2014 – The Glass Closet: Why Coming Out is Good Business – John Browne. Browne was chief executive of BP between 1995 and 2007 and was known as the “sun king” by employees due to BP’s increased interest in renewables under his leadership. Having started his career as an apprentice with BP in 1966, his time as it’s CEO ended acrimoniously when allegations were printed in 2007 by the Mail on Sunday that he had mis-used company funds to support a partner during and after their relationship. Having fought injunctions to stop the allegations being published, Browne resigned. He described later that what “terrified” him was not the financial scandal or potential early retirement, but that his sexuality would become public knowledge. By the time he wrote The Glass Closet Browne was advocating for a wide-spread, top-down corporate policy of LGBTQ+ inclusiveness as proposed by Snyder in 2006.

2015 – Queer Business: Queering Organisation Sexualities – Nick Rumens. Queer Business took the thoroughly business-minded approach of seeing opportunity in problems. He identifies that, despite the developments over the past 25 years, there is a continued lack of association between business studies and LGBTQ+ issues when compared to other areas of scholarship, but argues that there are potential positives to this situation. Rumens describes management and organisational studies as a field in which queer theory may make new advances, and as an area where it “has yet to become exhausted and clichéd”.

2016 – Inclusive Leadership: The Definitive Guide to Developing and Executing an Impactful Diversity and Inclusion Strategy – Charlotte Sweeney and Fleur Bothwick. Charlotte Sweeney Associates launched in 2012 as inclusion, diversity, and equality consultant specialists, following a 20-year career in the finance sector for Sweeney. Fleur Bothwick is Director of Diversity and Inclusion at multinational firm Ernst & Young. She received an OBE in 2013 for services to Diversity and Inclusion in the workplace. Sweeney received the same in 2017 for services to Women and Equalities. A follow-up to Inclusive Leadership, which won the Chartered Management Institute’s Book of the Year 2016, is expected in 2020.

2019 – Tim Cook: The Genius Who Took Apple to the Next Level – Leander Kahney. Tim Cook is routinely cited as the most powerful LGBTQ+ leader in business. In 2014 he was the first Fortune 500 chief executive to come out as gay – a remarkable contrast to Browne’s experience just 7 years prior.
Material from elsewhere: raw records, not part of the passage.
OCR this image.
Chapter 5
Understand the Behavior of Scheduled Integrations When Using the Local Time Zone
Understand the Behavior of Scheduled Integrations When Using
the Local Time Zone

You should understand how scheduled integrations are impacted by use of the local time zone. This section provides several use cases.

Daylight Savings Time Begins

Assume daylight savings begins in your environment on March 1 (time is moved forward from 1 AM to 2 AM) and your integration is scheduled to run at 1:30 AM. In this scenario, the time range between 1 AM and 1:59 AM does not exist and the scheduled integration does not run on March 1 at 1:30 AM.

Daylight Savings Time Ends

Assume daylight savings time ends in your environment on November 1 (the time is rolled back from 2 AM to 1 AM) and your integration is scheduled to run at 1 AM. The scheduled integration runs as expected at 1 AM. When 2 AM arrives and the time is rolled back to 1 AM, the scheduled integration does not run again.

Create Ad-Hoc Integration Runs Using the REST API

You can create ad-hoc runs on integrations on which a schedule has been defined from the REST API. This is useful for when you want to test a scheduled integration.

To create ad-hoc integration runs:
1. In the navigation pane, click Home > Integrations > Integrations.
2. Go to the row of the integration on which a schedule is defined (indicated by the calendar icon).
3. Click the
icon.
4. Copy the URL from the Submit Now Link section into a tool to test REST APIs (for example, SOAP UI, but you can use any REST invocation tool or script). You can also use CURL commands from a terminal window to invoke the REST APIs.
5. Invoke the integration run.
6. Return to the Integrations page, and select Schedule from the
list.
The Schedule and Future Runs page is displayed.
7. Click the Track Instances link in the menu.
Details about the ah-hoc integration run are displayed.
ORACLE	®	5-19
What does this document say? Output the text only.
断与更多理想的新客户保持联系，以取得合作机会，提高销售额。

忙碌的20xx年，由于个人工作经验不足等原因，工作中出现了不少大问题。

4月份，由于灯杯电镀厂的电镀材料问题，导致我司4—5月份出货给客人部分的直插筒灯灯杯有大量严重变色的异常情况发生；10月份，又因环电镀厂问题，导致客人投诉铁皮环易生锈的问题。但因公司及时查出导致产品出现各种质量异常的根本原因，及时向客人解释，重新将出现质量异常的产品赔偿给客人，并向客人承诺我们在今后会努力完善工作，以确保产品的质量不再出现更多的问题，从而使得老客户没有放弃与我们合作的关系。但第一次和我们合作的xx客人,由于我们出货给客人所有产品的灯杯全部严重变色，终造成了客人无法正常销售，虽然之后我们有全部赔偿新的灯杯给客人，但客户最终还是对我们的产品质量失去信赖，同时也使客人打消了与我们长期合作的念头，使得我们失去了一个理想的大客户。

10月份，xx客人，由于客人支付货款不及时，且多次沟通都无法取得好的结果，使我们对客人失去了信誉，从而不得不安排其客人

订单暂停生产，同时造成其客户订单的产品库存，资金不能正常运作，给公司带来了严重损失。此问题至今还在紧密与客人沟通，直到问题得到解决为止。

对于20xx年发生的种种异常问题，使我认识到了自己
While before coming out Cook was not overt in his support of the LGBTQ+ struggle, he has since admitted that in valuing his privacy he “was valuing it too far above what I could do for other people, so I wanted to tell everyone my truth” and ensure LGBTQ+ youth knew that he had relied on the work of people who had fought for their rights before him.

2019 – The Queering of Corporate America: How Big Business Went from LGBT Adversary to Ally – Carlos A. BallCovering street protests and boycotts during the 1970s, AIDS activism directed at pharmaceutical companies in the 1980s, and the push for corporate non-discrimination policies and domestic partnership benefits in the 1990s, Ball describes how LGBTQ+ activism has changed the business community’s understanding and treatment of the queer community. This is the current way the history of these two groups is being described and it’s vital to consider it in context of the works that have preceded it.